Statisical Confusion

Alternate Title: Girl looks to be deeply impressed by mathmatical wizard.

Here’s the situation. This looks much better in flow chart form, but I will do my best with text.

                                   Group A<---Total Group N(t)---->Group B
                                    |        |                                          |        |
                                    X(1) Y(1)                                     X(2)   Y(2)

Of the total group, N(t), some fall into Group A and some fall into Group B. Of these two groups, part of them, X(1), answer ‘yes’ to a question. Another part, X(2), also answers ‘yes’ to a question (or rather, 600 questions, but that is another tale of woe and spreadsheets). The Y variables are the proportion that answer ‘no’ to the question. There are no other options.

My questions here are (1) What is the p-value for X(1) vs Y(1)? and (2) What is the P-value for X(1) vs X(2)?

I tried to use a chi-squared test, but I wasn’t sure how to determine the expected values, my data is stuff like “did you use lotion A? did you use soap B?” as well as basic demographical data.

The other situation I’m looking at is:

                       a(1) Group A <---Total Group N(s) --> b(1) Group B

In this situation, N(s) is a subgroup of N(t). For example, N(s) would be how many African Americans answered yes to Question X in Group A vs Group B. I’m also trying to determine the p-value for this situation.

My n is well over 50 for Total Group, although possibly n<50 for some of the subgroups. Which also confuses me…I can’t use the Fisher exact is n<50, right?

Essentially, I’m not sure which method I should use to calcuate my p-values. I’ve been looking and reading some materials, but I’m very concerned I will chose the wrong test.

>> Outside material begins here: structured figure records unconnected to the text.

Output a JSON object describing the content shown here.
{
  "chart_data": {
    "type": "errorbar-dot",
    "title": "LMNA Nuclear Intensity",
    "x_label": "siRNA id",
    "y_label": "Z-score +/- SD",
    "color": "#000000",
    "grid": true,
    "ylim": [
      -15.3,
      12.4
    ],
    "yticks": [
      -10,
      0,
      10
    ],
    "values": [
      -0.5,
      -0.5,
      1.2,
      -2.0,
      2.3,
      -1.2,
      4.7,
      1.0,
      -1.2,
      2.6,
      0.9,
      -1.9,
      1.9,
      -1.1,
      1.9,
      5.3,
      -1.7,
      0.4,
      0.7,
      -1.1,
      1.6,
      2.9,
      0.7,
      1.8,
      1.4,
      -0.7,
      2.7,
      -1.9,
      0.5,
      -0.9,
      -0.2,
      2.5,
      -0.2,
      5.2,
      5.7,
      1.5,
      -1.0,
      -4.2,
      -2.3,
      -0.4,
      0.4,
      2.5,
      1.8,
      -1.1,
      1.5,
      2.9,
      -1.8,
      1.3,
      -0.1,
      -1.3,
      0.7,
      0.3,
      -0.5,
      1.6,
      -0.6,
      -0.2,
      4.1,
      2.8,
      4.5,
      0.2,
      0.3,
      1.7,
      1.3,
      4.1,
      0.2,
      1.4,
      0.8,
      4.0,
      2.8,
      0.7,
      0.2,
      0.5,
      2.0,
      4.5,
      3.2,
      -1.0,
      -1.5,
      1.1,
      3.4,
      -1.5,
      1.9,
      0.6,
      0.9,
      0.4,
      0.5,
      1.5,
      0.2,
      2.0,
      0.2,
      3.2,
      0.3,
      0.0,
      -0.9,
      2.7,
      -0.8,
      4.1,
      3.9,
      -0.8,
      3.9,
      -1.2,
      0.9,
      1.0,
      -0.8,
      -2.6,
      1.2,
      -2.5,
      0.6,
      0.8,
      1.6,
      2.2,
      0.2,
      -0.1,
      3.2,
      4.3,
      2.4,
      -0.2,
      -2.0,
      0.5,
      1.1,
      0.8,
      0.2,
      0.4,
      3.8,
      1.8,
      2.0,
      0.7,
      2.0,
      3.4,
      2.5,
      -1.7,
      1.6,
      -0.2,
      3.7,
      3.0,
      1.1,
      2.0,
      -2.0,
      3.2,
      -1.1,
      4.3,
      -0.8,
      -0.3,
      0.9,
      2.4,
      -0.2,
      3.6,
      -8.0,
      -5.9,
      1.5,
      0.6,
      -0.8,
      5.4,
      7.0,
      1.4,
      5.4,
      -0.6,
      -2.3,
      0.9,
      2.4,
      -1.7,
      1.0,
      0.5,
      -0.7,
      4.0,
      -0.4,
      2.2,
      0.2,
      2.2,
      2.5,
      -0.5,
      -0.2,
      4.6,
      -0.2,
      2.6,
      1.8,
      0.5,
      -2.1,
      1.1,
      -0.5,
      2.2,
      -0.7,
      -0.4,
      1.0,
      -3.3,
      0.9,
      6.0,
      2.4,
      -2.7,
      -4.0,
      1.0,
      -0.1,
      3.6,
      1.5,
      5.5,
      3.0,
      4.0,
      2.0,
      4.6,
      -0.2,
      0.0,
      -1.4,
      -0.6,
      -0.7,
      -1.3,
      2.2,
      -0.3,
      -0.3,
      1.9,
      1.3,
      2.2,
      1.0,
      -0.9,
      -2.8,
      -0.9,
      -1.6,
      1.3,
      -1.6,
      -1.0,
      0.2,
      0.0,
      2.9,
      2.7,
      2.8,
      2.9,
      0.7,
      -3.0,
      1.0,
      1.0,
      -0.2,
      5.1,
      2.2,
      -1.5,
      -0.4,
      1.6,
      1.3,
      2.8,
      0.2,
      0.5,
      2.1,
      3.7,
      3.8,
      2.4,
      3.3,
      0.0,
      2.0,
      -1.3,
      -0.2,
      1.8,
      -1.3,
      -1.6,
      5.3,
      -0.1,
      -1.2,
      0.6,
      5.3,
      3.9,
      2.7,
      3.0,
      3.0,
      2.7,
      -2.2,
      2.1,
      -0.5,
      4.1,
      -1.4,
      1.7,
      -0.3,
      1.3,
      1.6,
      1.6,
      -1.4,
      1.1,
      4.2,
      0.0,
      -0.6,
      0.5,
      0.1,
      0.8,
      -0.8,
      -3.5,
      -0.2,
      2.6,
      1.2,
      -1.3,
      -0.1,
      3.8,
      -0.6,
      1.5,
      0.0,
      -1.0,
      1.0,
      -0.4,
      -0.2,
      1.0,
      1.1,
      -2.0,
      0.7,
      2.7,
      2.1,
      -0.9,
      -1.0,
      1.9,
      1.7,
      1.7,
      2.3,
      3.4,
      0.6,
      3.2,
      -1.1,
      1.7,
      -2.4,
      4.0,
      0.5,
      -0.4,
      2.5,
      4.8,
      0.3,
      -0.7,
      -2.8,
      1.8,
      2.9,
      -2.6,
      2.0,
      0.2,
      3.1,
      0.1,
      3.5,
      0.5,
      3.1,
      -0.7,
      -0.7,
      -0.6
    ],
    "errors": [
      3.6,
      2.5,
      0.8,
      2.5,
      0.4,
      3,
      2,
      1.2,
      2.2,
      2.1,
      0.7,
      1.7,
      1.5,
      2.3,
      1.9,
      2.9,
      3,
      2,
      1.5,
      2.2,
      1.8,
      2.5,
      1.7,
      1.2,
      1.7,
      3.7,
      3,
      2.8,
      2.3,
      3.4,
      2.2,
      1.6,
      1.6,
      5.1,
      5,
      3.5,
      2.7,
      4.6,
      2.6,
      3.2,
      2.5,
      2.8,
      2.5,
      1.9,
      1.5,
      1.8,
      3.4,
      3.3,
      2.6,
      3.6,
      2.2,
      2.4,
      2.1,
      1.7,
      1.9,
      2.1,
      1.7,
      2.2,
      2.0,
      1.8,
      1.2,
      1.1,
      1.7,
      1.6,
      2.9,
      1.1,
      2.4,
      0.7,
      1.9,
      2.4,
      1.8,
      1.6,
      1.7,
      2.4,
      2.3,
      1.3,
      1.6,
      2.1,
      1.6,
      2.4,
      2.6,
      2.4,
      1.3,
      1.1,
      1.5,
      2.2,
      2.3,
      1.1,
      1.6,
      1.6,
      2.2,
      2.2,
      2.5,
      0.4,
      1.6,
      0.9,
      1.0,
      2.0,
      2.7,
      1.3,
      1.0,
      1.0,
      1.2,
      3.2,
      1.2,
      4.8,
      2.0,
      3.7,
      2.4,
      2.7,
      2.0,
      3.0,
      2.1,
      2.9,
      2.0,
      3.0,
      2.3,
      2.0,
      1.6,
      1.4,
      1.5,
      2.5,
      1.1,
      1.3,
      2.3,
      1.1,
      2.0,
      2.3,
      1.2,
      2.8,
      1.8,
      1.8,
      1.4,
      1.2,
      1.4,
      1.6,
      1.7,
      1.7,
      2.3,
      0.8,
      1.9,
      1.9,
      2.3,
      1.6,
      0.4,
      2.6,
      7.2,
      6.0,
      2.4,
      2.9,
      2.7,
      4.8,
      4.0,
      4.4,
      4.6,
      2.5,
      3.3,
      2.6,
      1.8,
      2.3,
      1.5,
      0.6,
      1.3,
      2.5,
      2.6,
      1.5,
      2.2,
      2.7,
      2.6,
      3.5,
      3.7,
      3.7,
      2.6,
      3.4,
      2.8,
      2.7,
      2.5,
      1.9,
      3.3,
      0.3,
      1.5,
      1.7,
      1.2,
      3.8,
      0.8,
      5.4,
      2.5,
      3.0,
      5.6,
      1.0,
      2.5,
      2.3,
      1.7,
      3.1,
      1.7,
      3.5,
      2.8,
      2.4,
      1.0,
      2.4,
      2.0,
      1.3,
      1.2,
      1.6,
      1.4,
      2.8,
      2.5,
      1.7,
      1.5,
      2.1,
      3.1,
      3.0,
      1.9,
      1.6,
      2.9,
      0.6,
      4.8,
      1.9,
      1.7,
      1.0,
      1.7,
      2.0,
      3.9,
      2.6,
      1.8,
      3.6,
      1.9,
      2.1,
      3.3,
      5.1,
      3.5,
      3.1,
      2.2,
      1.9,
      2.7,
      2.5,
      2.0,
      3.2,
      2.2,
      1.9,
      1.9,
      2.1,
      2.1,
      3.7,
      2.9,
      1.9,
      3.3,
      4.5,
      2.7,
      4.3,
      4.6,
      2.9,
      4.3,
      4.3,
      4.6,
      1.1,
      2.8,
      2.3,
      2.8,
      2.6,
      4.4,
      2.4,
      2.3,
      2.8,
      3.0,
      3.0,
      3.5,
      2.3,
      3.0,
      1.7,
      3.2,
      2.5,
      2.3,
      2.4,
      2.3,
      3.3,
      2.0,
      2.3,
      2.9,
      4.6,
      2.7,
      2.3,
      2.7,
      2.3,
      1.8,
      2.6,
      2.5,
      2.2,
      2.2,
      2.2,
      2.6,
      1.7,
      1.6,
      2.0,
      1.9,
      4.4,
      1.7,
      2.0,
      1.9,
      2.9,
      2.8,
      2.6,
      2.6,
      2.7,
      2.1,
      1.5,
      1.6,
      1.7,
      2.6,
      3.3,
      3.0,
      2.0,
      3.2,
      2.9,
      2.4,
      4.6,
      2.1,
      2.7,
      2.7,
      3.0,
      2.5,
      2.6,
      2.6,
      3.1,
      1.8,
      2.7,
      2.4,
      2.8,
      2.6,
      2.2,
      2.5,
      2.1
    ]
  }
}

And before anyone gets the wrong idea, this isn’t a marketing study of some kind. If I had some kind of corporate funding (or hell, any kind of funding) I would track down an actual statistician to help me out. Life isn’t quite that kind though.

Thank you to anyone who replies.

Darn. That didn’t work. Okay, just pretend X(1) and Y(1) are subgroups of Group A and X(2) and Y(2) are subgroups of Group B. If it was a flow sheet, little arrows would connect them together.

Sorry… :frowning:

  1. How can we figure out a p-value without the data? Experimental results have a p-value, not an experimental setup.

  2. I’ve read it three times, but I still don’t understand what your setup is. All I can tell is that you asked a lot of yes-no questions to some overlapping groups. Maybe a little less algebra and a few more specific nouns?

  1. Oh…I don’t want you to do my work for me. I really do have quite a few of these things to calculate. I was just hoping for some suggestions regarding Chi2 vs Fisher vs T-tests. I can throw around some example numbers if that would be helpful?

  2. Hmm. Okay, well I can give it a try. Let’s say 500 people are in Total Group. 300 of them are then part of Group A and 200 are part of Group B. Then the Total Group is posed a question, like…do you like soup? Part of Group A likes soup and part of Grou B likes soup. Everyone else is anti-soup. So, how do I determine the p-values if the soup-loving subset of Group A is significant and if the p-value of the soup-lovers of Group A v Group B is significant?

The second scenero is only the soup lovers. How many of the soup-lovers are over 40? How many use lotion B? is any of this significant?

Does this help?

Thanks, that helps a lot. In your soup scenario, what are you trying to figure out? Is it whether Group A likes soup more than Group B?